In dust I sing: that, I conceive, is the ideal station—
A tempered tongue expressing the eye’s bright jubilation.
Pleading for union unmans a man; protesting love is absurd,
For the night and the wave will make a mockery of that word.
Times when I turned from the path to take the worm-way of crawl-cry,
I found myself shut out by the steel door of a fragile eye.
There’s only one way to overcome the giants and the beast—
Become so much nothing that you’re less than Jesus’ ‘the least’.
When you can hide among the grains of dust, the very worst
That can befall is some dragon’s hoof—but at least you’ll be housed!
And should this happen while you are watching before the wineshop door,
Rejoice! The Master may call it in and give it space on the floor.
A basic problem on the path is that we all want union and we all tend to lament, especially if our desire is an imperative one.

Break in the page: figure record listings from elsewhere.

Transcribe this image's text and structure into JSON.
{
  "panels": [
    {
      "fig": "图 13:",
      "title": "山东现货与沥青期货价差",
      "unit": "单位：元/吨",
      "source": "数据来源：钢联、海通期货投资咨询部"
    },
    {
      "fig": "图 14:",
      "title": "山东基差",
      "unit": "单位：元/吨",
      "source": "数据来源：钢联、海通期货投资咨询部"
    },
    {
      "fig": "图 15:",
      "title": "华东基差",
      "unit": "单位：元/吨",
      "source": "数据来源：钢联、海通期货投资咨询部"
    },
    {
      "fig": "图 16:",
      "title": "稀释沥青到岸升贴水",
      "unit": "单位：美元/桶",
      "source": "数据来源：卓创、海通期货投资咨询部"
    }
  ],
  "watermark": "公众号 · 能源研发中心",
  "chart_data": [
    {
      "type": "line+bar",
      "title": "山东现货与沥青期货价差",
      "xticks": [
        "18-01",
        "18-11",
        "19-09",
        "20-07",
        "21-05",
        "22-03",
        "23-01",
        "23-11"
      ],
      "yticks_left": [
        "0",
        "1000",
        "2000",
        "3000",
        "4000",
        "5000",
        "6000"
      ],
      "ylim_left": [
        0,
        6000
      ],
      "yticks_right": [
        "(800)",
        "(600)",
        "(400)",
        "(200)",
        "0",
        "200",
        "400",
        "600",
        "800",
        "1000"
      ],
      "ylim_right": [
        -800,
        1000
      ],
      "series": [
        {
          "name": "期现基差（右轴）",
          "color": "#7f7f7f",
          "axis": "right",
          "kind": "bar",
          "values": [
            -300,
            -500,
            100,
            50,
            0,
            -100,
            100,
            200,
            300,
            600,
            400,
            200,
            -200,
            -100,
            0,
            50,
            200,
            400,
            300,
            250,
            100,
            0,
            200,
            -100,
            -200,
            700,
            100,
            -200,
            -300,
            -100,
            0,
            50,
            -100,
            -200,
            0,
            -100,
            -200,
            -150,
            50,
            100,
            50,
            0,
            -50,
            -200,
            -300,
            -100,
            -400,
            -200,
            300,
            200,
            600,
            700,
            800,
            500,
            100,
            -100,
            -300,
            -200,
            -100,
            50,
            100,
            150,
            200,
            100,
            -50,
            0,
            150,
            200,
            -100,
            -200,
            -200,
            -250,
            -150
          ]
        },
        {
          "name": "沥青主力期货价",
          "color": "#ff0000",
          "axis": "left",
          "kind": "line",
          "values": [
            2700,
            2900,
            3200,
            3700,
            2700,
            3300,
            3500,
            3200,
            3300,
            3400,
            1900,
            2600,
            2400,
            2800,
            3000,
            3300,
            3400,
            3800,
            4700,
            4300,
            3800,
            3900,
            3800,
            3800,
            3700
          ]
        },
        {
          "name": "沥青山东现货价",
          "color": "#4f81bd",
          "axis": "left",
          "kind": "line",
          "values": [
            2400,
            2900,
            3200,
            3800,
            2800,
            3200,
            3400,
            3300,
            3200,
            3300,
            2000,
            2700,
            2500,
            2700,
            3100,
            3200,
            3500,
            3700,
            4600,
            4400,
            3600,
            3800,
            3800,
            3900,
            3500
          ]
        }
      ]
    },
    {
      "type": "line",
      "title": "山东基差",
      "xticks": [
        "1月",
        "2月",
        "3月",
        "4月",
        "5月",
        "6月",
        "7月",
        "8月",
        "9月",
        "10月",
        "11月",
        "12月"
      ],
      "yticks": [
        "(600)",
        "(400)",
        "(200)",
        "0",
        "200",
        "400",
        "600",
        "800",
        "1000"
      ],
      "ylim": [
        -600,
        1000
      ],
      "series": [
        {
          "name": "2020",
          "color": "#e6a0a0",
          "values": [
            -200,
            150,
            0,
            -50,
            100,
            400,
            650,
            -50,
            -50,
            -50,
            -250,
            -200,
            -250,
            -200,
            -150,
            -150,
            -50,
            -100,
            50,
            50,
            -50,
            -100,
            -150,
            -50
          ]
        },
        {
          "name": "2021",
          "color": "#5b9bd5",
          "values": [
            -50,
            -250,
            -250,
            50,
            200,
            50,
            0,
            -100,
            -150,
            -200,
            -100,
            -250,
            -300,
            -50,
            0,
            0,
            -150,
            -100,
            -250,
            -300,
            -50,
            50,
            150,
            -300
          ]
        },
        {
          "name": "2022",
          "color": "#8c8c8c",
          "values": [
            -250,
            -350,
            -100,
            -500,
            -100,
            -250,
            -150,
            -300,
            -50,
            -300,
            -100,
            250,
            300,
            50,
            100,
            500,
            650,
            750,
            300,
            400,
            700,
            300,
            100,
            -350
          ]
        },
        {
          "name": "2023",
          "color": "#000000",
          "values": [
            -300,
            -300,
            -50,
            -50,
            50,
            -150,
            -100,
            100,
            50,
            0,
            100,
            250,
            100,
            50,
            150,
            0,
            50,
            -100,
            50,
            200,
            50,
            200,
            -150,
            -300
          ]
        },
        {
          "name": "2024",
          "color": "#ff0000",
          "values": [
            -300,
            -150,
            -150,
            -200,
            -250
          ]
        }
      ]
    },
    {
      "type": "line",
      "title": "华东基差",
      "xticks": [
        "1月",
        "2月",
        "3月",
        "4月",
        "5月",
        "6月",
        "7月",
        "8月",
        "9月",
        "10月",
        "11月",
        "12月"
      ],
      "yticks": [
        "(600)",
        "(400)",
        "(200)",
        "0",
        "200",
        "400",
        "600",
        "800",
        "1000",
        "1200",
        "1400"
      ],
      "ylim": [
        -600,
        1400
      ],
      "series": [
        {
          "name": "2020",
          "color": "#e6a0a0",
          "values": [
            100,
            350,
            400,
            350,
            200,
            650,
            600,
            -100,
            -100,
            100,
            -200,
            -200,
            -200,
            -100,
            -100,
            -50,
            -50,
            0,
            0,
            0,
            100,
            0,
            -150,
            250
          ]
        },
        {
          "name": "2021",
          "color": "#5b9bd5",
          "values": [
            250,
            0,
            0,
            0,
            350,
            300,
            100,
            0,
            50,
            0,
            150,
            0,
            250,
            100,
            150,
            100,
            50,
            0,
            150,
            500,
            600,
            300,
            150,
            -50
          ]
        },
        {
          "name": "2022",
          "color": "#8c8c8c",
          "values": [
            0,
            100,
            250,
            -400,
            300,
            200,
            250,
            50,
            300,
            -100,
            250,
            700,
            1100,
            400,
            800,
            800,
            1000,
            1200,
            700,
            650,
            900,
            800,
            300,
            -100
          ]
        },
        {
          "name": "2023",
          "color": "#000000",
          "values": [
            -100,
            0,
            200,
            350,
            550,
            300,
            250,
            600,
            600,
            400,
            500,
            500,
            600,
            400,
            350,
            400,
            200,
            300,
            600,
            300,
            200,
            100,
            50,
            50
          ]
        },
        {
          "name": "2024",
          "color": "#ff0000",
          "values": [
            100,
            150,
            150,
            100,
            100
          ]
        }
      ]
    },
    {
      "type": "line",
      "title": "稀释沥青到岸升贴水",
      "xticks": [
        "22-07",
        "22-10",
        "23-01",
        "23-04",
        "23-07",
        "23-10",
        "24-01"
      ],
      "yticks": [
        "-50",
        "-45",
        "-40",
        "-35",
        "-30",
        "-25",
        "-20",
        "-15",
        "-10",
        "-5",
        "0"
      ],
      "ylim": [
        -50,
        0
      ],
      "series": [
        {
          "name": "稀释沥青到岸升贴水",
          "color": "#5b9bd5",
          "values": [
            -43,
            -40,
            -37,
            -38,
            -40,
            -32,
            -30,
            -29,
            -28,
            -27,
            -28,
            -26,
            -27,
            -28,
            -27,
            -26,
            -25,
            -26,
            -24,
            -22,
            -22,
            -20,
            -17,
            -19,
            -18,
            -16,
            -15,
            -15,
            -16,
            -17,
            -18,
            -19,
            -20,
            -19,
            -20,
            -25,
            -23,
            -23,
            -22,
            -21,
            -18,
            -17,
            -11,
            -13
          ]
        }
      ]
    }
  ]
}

‘A tempered tongue expressing the eye’s bright jubilation’ is a good summation of much of the best of Francis’ poetry. He is championing balance and control rather than emotional indulgence. If we try to be extravagantly humble we tend to be clobbered by the dark contents of our hidden unconscious. The night and the wave are these dark impulses.
Even if you do get devoured by some dragon, don’t be anxious, Baba is in control and will receive those who become like contented dust. And worry not, the dragon itself might be invited into the tavern!
‘The steel door of a fragile eye’ suggest an eye not open to the energy of the bright jubilation of the first stanza. Being obsessed with one’s own unworthiness is a barrier preventing true selflessness. For Jesus’ ‘the least’, see Mt.25:40 where he says God will not forget those who have been kind to the least of the brethren.